Je me suis fait cette réflexion ces derniers temps, en rejouant à des jeux plus ou moins anciens, témoins de différentes étapes de l’évolution du jeu de société. Il y a aujourd’hui des choses que je ne supporte plus. Des mécaniques, des choix de design, des habitudes qui me font lâcher une phrase choc, du genre : « oh merde… ce jeu a pris un coup de pelle ».
Et en y réfléchissant un peu, je me suis rendu compte que le problème n’était peut-être pas là où je l’attendais. Ce ne sont pas tant les jeux qui ont changé que mon seuil de tolérance autour d’une table. Et probablement celui de pas mal d’autres vieux cons comme moi, planqués quelque part en Dordogne et en Bretagne.
Pendant longtemps, attendre faisait partie du jeu.

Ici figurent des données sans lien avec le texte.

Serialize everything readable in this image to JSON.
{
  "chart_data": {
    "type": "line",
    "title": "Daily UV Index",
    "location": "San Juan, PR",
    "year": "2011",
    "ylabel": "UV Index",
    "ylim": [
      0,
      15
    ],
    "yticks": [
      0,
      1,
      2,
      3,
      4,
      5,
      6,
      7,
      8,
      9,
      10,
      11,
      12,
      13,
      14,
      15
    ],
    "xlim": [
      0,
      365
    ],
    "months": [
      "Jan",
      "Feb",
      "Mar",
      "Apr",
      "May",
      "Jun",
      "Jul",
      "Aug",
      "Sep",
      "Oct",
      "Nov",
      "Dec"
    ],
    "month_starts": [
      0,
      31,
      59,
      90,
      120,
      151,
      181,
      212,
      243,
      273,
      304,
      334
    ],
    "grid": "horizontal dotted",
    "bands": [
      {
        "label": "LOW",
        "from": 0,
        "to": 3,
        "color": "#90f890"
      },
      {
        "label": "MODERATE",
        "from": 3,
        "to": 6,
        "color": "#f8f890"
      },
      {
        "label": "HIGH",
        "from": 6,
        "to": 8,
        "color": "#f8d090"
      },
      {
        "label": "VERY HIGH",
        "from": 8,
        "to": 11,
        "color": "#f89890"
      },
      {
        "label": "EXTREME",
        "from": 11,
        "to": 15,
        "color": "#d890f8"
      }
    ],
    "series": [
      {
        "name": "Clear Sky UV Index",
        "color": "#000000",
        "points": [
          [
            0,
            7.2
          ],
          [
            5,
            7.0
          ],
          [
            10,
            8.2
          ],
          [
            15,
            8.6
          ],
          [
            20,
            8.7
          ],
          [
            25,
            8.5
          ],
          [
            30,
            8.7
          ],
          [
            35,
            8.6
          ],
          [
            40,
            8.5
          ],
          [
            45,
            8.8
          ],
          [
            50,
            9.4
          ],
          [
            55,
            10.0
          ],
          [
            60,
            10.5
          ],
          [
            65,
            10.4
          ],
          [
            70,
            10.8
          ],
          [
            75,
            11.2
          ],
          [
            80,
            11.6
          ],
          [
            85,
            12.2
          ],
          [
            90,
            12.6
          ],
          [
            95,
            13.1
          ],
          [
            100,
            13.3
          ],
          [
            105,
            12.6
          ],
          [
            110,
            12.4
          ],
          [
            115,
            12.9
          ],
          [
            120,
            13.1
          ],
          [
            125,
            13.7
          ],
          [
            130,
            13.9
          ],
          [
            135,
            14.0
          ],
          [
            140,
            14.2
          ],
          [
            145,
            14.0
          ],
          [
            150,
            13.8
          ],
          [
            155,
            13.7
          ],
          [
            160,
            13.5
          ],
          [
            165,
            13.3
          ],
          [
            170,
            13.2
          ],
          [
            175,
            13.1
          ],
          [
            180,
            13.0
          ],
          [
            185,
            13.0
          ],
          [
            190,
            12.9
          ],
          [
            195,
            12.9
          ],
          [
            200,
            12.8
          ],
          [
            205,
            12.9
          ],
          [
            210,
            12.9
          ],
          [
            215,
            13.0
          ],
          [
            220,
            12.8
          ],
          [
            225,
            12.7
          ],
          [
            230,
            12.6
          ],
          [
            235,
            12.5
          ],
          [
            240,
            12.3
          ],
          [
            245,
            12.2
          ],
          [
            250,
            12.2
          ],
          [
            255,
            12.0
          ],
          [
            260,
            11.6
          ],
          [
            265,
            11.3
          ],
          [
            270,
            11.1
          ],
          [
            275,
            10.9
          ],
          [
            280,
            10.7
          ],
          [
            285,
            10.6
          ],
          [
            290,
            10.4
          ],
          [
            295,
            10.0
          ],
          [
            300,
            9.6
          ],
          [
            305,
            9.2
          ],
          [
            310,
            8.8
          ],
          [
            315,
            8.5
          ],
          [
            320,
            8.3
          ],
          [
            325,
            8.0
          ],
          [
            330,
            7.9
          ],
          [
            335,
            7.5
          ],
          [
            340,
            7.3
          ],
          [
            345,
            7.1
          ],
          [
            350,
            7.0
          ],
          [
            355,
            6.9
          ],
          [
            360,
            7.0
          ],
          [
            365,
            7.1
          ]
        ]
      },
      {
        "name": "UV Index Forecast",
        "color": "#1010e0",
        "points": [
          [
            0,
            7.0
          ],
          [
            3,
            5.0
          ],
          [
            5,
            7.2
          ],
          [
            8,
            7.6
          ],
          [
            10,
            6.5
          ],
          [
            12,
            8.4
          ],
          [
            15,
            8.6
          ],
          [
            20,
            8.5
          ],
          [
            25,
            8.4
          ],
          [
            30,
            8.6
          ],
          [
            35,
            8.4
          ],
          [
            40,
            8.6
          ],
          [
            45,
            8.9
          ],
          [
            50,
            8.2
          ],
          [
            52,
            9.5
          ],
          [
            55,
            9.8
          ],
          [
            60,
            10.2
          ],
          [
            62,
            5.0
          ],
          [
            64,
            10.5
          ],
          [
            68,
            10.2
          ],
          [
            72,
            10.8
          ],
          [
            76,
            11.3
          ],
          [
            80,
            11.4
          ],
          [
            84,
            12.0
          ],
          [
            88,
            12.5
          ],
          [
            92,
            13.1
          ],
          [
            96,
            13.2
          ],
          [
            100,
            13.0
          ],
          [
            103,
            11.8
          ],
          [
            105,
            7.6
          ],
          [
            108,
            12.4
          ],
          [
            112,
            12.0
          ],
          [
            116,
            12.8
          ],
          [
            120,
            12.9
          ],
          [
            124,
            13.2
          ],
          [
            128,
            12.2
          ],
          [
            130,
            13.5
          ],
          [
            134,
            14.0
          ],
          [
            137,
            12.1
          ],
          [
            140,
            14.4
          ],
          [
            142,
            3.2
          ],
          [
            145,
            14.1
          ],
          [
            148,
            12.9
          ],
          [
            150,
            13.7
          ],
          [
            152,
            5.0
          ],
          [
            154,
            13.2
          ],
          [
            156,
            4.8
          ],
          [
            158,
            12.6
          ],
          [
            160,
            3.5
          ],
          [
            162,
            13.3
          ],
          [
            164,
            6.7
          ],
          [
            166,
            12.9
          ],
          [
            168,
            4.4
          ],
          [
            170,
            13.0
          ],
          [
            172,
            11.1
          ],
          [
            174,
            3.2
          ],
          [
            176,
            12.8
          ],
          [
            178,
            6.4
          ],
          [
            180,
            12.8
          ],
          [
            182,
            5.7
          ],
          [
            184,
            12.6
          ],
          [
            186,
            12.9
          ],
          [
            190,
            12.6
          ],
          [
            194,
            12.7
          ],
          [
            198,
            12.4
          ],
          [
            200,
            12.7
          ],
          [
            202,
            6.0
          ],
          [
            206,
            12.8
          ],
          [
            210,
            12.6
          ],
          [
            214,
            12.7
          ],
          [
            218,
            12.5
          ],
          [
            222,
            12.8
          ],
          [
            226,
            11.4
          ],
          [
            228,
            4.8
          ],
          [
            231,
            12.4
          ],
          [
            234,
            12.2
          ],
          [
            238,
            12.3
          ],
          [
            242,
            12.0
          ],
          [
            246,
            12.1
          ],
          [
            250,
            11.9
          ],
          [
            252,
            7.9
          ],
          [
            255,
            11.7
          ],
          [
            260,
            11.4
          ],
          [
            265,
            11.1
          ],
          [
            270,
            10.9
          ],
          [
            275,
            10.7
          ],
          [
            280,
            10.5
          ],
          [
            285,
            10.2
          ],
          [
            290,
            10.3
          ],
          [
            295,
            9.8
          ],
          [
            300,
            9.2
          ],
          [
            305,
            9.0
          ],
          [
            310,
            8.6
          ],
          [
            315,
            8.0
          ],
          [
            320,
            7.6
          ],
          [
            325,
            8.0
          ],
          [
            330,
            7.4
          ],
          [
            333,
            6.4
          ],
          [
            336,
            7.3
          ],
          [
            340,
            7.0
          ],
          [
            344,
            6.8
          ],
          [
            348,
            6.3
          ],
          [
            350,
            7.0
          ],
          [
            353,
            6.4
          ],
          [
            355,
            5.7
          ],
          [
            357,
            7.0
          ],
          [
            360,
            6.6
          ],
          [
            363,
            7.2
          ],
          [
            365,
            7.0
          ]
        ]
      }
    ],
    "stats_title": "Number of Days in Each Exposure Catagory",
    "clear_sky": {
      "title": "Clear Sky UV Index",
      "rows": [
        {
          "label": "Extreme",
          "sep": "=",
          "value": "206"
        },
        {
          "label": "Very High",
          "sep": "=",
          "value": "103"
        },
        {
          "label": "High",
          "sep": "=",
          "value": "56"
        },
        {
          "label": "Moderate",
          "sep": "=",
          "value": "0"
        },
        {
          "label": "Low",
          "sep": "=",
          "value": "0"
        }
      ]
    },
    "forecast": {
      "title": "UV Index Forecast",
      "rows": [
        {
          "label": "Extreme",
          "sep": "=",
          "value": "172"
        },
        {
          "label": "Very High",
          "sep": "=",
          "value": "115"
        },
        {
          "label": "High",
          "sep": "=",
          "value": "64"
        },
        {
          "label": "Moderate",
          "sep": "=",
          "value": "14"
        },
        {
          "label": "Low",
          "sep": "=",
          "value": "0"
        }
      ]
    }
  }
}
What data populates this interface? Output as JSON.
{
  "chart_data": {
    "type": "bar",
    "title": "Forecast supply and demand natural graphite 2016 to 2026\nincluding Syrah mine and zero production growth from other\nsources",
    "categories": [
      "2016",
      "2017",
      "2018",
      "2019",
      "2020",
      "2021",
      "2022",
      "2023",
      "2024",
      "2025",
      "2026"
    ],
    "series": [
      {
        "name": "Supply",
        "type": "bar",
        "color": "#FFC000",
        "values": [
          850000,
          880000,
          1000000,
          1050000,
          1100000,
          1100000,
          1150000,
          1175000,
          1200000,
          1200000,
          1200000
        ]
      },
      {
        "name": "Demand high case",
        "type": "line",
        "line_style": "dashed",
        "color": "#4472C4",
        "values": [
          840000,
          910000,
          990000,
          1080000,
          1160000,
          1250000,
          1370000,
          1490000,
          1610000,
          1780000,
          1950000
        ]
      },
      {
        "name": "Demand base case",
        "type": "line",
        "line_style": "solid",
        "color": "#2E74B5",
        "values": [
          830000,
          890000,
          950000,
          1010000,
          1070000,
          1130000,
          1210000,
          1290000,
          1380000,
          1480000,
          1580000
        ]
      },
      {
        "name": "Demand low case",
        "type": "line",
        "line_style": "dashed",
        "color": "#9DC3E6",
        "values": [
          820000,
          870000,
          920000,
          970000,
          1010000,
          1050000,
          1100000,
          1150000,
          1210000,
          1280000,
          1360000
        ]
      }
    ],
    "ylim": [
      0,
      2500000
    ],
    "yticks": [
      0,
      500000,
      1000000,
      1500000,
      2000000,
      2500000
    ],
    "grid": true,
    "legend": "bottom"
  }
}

Regarder un joueur réfléchir, optimiser, enchaîner ses actions, feuilleter la règle pour la troisième fois ou compter des billets n’avait rien d’anormal. Subir un jet de dés décisif, sortir très tôt de la partie, plisser les yeux devant un plateau aux couleurs douteuses ou accepter un livret de règles indigeste faisait partie du contrat. Tout cela passait relativement bien. Aujourd’hui, beaucoup moins. Pas parce que ces jeux seraient devenus mauvais, mais parce que notre rapport au jeu a évolué.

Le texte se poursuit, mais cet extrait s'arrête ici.